Joining other big banks that have reported third-quarter 2011 earnings in the last week, Goldman Sachs (GS) on Tuesday announced less-than-stellar results due to trading and investment bank weakness.
Goldman’s $428 million loss for Q3 represents only the second time that the investment bank has reported a quarterly loss since it went public in 1999. According to the bank’s report, the loss per share was $0.84 compared with earnings per share of $2.98 for Q3 2010 and $1.85 for the Q2 2011.
“It’s a horrible environment from an investment banking and trading standpoint,” said Tom Villalta, president and chief investment officer and portfolio manager of the Jones Villalta Opportunity Fund (JVOFX), in an interview with AdvisorOne.
Eyeing all the big banks that have reported thus far—Bank of America, Citigroup, JPMorgan and Wells Fargo in addition to Goldman—Villalta noted that investors are putting cash into their bank accounts as a safe haven, but business and consumer loans are still on hold as market uncertainty persists.

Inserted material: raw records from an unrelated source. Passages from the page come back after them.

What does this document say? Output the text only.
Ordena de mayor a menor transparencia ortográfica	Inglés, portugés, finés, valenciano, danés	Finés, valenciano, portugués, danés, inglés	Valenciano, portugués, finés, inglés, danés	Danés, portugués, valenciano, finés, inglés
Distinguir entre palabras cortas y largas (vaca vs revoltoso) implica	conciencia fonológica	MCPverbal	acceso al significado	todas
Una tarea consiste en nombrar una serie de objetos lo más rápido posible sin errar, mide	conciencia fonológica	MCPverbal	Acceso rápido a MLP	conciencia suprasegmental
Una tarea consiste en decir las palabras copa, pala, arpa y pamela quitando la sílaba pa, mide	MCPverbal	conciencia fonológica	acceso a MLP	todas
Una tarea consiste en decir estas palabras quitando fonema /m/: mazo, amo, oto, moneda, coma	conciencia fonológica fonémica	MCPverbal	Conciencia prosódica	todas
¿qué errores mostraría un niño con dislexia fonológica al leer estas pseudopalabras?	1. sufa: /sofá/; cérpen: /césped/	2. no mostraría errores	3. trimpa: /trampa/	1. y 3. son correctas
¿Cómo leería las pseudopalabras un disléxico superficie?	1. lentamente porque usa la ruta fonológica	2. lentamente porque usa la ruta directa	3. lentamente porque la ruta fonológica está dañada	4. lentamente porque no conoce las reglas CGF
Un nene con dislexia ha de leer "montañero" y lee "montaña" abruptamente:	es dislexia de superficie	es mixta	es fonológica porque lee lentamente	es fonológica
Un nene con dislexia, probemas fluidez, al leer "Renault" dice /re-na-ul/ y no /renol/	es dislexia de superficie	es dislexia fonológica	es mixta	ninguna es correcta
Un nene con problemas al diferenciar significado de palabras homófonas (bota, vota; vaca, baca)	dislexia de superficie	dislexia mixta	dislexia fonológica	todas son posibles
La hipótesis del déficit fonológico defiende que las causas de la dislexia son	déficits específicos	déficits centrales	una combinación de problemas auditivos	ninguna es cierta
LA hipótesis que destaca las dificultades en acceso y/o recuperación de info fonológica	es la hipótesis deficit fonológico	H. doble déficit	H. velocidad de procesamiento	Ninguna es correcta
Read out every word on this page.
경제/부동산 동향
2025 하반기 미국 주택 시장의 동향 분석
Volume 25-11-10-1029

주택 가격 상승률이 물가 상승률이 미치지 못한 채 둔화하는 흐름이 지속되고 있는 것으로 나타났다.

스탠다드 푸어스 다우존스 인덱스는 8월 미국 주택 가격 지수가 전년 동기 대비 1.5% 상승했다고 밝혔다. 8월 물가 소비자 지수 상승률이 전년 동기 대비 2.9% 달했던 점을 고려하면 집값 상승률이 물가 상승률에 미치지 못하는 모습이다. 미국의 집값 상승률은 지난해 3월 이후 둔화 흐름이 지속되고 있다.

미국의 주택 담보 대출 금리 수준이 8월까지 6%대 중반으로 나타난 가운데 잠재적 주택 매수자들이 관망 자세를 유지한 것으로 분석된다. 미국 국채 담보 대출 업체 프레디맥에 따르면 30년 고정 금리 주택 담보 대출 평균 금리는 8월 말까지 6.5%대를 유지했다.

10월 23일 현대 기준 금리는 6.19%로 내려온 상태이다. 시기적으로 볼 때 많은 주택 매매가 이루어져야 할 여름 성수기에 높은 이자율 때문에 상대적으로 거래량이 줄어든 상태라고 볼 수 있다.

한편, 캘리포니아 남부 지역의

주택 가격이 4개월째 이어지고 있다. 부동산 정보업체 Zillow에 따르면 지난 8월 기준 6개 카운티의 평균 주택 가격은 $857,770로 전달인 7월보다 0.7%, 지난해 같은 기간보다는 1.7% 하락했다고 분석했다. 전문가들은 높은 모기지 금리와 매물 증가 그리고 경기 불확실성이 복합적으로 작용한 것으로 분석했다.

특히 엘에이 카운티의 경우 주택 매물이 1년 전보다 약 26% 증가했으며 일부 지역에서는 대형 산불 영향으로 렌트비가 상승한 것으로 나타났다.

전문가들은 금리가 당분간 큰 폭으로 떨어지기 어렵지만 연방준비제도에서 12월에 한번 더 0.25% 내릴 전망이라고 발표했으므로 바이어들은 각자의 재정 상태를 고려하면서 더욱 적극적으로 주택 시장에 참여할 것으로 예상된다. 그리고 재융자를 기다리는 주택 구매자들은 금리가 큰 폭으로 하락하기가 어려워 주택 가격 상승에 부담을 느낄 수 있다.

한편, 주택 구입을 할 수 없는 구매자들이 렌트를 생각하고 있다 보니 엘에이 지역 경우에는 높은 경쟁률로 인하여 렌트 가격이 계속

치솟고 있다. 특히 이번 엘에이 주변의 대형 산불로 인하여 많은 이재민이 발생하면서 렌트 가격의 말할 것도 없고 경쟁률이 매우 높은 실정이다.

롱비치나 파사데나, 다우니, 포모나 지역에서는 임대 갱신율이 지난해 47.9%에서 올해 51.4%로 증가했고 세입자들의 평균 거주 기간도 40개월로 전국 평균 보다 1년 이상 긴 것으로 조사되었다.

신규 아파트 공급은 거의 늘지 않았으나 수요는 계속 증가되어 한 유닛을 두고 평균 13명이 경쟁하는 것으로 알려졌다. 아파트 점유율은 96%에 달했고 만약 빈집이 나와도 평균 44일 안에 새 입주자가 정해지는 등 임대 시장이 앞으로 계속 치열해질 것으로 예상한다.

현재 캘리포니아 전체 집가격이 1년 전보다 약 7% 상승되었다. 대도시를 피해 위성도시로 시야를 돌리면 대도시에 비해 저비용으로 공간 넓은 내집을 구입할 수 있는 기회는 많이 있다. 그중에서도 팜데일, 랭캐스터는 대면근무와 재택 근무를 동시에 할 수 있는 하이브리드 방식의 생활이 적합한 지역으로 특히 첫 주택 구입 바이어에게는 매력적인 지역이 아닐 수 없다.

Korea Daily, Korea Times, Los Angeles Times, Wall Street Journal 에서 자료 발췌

He pointed to the example of Wells Fargo, which saw 10% growth in deposits but only 1% growth in lending.
“It’s difficult for underwriters to find investments that make sense for the banks because we have a slow-growth environment where companies are unwilling to devote a lot of money to grow their businesses and consumer credit has gone down as individuals have right-sized their balance sheets,” Villalta said.
Goldman Chairman and CEO Lloyd Blankfein (left) attributed the bank’s loss to market volatility that ran rampant throughout the third quarter.
“CEO and investor confidence as well as asset prices across markets were lower in the third quarter given the uncertain macroeconomic and market conditions,” Blankfein said in a statement. “Our results were significantly impacted by the environment and we were disappointed to record a loss in the quarter.”
Net revenues in Goldman’s investment banking activities were $781 million, 33% lower than the third quarter a year ago and 46% lower than the second quarter of 2011. Net revenues in the firm’s Underwriting business were $258 million, 61% lower than the third quarter of 2010.